Easter was the first day I had been in a church in some time. Not for any major atheist reason…I just don’t feel the pull. After Catholic elementary school, Catholic high school, a Jesuit college, and then a Jesuit grad school, you’d think I’d be canonized by now. But I don’t go to Mass on Sundays religiously, pun intended. Truth be told, it’s easy to be wary since Vatican II, but also more recently since everytime the Church is in the news, it’s not to celebrate the priesthood.
I’m having a really tough time. But a life is not worth living without some semblance of faith. Most of us feel a certain spirituality, even if we don’t identify it with a denomination. I believe in trusting the Universe, whatever form it may take. Faith allows us to show up, day after difficult day, long after everyone else has given up and gone home. It’s believing that the questions will one day have answers, that this intense sadness will one day bring joy, that the unendurable can be endured, and that we will understand what we are supposed to be learning from all of this.

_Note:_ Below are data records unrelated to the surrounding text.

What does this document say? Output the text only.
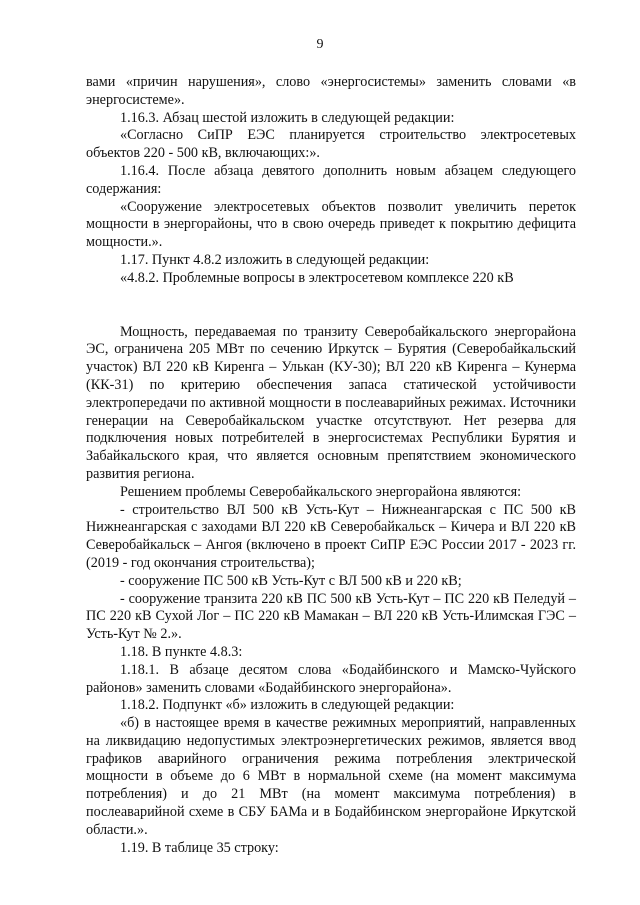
9

вами «причин нарушения», слово «энергосистемы» заменить словами «в энергосистеме».

1.16.3. Абзац шестой изложить в следующей редакции:

«Согласно СиПР ЕЭС планируется строительство электросетевых объектов 220 - 500 кВ, включающих:».

1.16.4. После абзаца девятого дополнить новым абзацем следующего содержания:

«Сооружение электросетевых объектов позволит увеличить переток мощности в энергорайоны, что в свою очередь приведет к покрытию дефицита мощности.».

1.17. Пункт 4.8.2 изложить в следующей редакции:

«4.8.2. Проблемные вопросы в электросетевом комплексе 220 кВ

Мощность, передаваемая по транзиту Северобайкальского энергорайона ЭС, ограничена 205 МВт по сечению Иркутск – Бурятия (Северобайкальский участок) ВЛ 220 кВ Киренга – Улькан (КУ-30); ВЛ 220 кВ Киренга – Кунерма (КК-31) по критерию обеспечения запаса статической устойчивости электропередачи по активной мощности в послеаварийных режимах. Источники генерации на Северобайкальском участке отсутствуют. Нет резерва для подключения новых потребителей в энергосистемах Республики Бурятия и Забайкальского края, что является основным препятствием экономического развития региона.

Решением проблемы Северобайкальского энергорайона являются:

- строительство ВЛ 500 кВ Усть-Кут – Нижнеангарская с ПС 500 кВ Нижнеангарская с заходами ВЛ 220 кВ Северобайкальск – Кичера и ВЛ 220 кВ Северобайкальск – Ангоя (включено в проект СиПР ЕЭС России 2017 - 2023 гг. (2019 - год окончания строительства);

- сооружение ПС 500 кВ Усть-Кут с ВЛ 500 кВ и 220 кВ;

- сооружение транзита 220 кВ ПС 500 кВ Усть-Кут – ПС 220 кВ Пеледуй – ПС 220 кВ Сухой Лог – ПС 220 кВ Мамакан – ВЛ 220 кВ Усть-Илимская ГЭС – Усть-Кут № 2.».

1.18. В пункте 4.8.3:

1.18.1. В абзаце десятом слова «Бодайбинского и Мамско-Чуйского районов» заменить словами «Бодайбинского энергорайона».

1.18.2. Подпункт «б» изложить в следующей редакции:

«б) в настоящее время в качестве режимных мероприятий, направленных на ликвидацию недопустимых электроэнергетических режимов, является ввод графиков аварийного ограничения режима потребления электрической мощности в объеме до 6 МВт в нормальной схеме (на момент максимума потребления) и до 21 МВт (на момент максимума потребления) в послеаварийной схеме в СБУ БАМа и в Бодайбинском энергорайоне Иркутской области.».

1.19. В таблице 35 строку:
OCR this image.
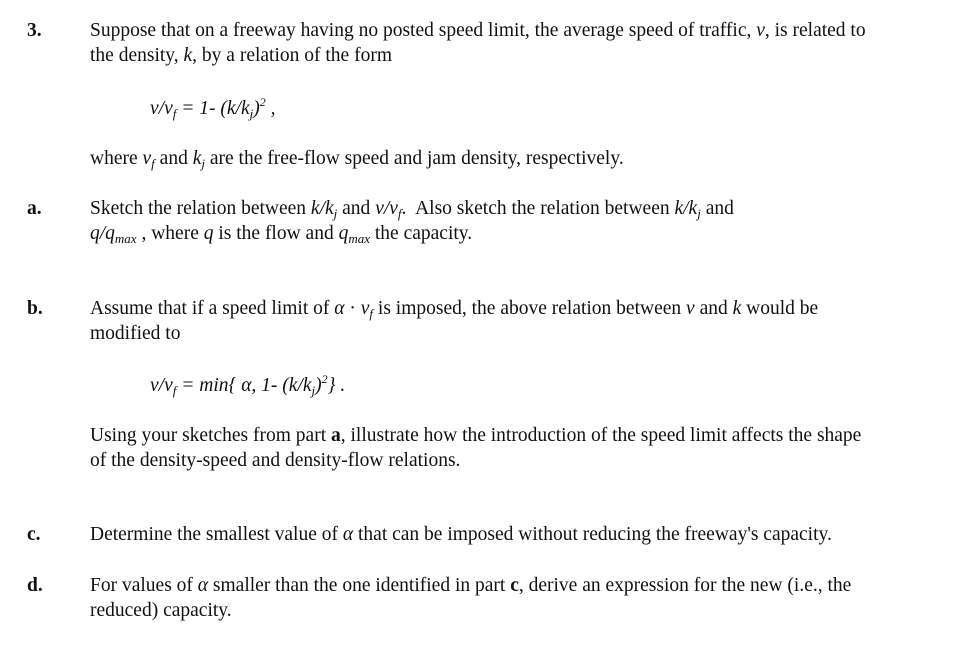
3. Suppose that on a freeway having no posted speed limit, the average speed of traffic, v, is related to
the density, k, by a relation of the form
$v/v_f = 1-$ $(k/k_j)^2$ ,
where $v_f$ and $k_j$ are the free-flow speed and jam density, respectively.
a. Sketch the relation between $k/k_j$ and $v/v_f$.  Also sketch the relation between $k/k_j$ and
$q/q_{max}$ , where q is the flow and $q_{max}$ the capacity.
b. Assume that if a speed limit of $\alpha \cdot v_f$ is imposed, the above relation between v and k would be
modified to
$v/v_f = \min${ α, 1- $(k/k_j)^2$} .
Using your sketches from part a, illustrate how the introduction of the speed limit affects the shape
of the density-speed and density-flow relations.
c.	Determine the smallest value of α that can be imposed without reducing the freeway's capacity.
d. For values of α smaller than the one identified in part c, derive an expression for the new (i.e., the
reduced) capacity.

If you work to build something you believe in, you may often do so against the insistence of others. You mow down your crop, go the distance, and maybe, just maybe, your pain is eased. Either way, you’ve dared to take yourself to a place you have never been before. You had faith that what lies out there is bigger than you are. That the only thing to do is listen, feel, take a risk, believe, and hold out for a small miracle. For faith and fear cannot occupy the same bench in the dugout.
It only seems like others have it all figured out. Their challenges are not simpler, their careers not more rewarding, their relationships are not easier, their grass is not greener. But there is a need to stop focusing on them – and start “talking to the cornfield.”